In 1907, after almost nine years of unbroken duty, Captain Shakespear went to Karachi and bought himself a new 8 horse power Rover, a beautifully upholstered model costing £250. At that time, motor cars were a rare sight in England, but even more so in India. William  decided to use his new vehicle to travel overland to England, through Persia and Europe. With little experience of driving, or of the mechanics of the motor car, he set out on what he knew was a hazardous escapade, across countryside, deserts and mountainous areas where there were few roads. Inevitably, William was to experience many punctures on his epic journey. Through Persia, Turkey, Macedonia, Greece, along the Adriatic Coast to Italy, his fame went before him. 

News spread of the mad Englishman’s arrival in his “iron horse” and crowds gathered to line the streets through towns and villages. By the time he reached England, he had travelled around 4000 miles across Asia Minor and Europe, one of the most remarkable journeys of the early years of motorised transport. Throughout his journey he had collected information on the lands and peoples he had encountered, which he dutifully passed on to his superiors. In 1909 he was transferred to the post of British Political Agent in Kuwait - in effect a spy. 

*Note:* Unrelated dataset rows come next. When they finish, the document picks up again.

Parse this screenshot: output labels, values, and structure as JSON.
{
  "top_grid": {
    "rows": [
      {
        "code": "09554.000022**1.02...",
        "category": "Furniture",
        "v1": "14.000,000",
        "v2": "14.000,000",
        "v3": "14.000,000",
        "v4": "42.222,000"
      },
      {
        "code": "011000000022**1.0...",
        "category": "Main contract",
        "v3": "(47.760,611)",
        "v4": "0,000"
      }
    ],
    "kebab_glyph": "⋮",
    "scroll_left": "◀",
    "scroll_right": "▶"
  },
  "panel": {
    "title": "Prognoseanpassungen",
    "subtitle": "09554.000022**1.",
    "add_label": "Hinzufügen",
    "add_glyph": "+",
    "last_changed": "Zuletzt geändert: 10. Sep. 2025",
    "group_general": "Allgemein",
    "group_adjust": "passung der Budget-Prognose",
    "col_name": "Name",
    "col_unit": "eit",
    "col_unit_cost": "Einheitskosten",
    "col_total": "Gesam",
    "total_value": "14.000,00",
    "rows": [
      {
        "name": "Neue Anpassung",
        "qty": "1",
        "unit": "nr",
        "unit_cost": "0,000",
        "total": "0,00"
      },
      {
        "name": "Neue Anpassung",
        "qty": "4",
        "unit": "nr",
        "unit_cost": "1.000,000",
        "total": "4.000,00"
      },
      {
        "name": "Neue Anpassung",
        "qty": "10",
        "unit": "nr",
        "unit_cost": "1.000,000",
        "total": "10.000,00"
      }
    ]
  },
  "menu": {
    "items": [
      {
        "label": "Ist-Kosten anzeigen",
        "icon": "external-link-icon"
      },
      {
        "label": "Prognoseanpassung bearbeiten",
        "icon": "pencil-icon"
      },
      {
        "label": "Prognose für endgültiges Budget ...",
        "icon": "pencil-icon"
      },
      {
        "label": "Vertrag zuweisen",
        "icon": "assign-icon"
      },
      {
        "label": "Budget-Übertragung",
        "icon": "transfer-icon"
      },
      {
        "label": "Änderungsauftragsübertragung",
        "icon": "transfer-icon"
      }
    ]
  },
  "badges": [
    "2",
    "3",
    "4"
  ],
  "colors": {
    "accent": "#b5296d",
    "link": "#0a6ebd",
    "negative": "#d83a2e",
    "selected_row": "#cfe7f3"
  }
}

Having developed a taste for travelling and exploration, William began to draw up plans for something more significant and even more challenging – a journey across the great central deserts of Arabia by camel and by foot. And so began the first of seven epic, pioneering treks into the Arabian interior. Armed with his sextant, diary and camera, he intended to record everything he saw, becoming the first person to comprehensively chart areas of Northern Arabia. Britain was keen to keep open all routes across Asia to India, the “Jewel in the Crown” of the British Empire, and William’s pioneering role in discovering new routes was invaluable.

William began to learn the ways of the land and the badawan (Bedouin) tribes. As an accomplished photographer, he recorded many aspects of Arabian life for the first time. It was while he was on these expeditions that William met ibn Saud, an Arab sheik who was to become the future founder of Saudi Arabia. Shakespear drafted the first treaty signed between ibn Saud and Britain, the first international recognition of Saudi rule in Arabia.Their relationship grew into a great mutual trust and friendship, and by the time of the First World War, William was asked to garner support in the region. A rival tribe, the Rashidis, supported Germany’s allies, Turkey.

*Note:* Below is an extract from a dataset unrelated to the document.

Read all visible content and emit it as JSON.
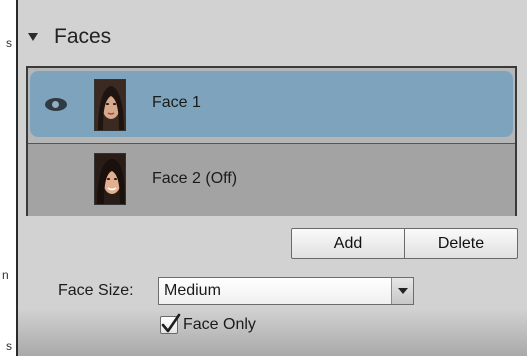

In January 1915, the two tribes clashed at the Battle of Jarrab, just north of Riyadh. What happened to William is not known for certain. One account suggests he was taking photographs and spotting for ibn Saud’s sole artilleryman, when he was shot in the thigh, the arm and then the back of the head. According to The Portmuthian, in an account said to have been given by the gunner, several Rashidis 
bodies were found next to William’s suggesting he had shot them before being killed. (Until recently, Wikipedia reported that “the victorious Rashidis cut off Shakespear’s head”, an account which did not seem to be supported by any other source and has since been taken down.)

Captain Shakespear became a legend in Saudi Arabia, and stories of his exploits are still well known there today. In "Seven Pillars of Wisdom", T E Lawrence (of Arabia) describes how lengthy stories of Shakespear “magnificence” were recounted to him over desert campfires. In this country he is largely forgotten, eclipsed by the adventures of the more glamorous Lawrence, aside from a biography by Victor (HVF) Winstone, and, of course, in his old school where his name appears amongst the casualties on the First World War plaque in the Memorial Library.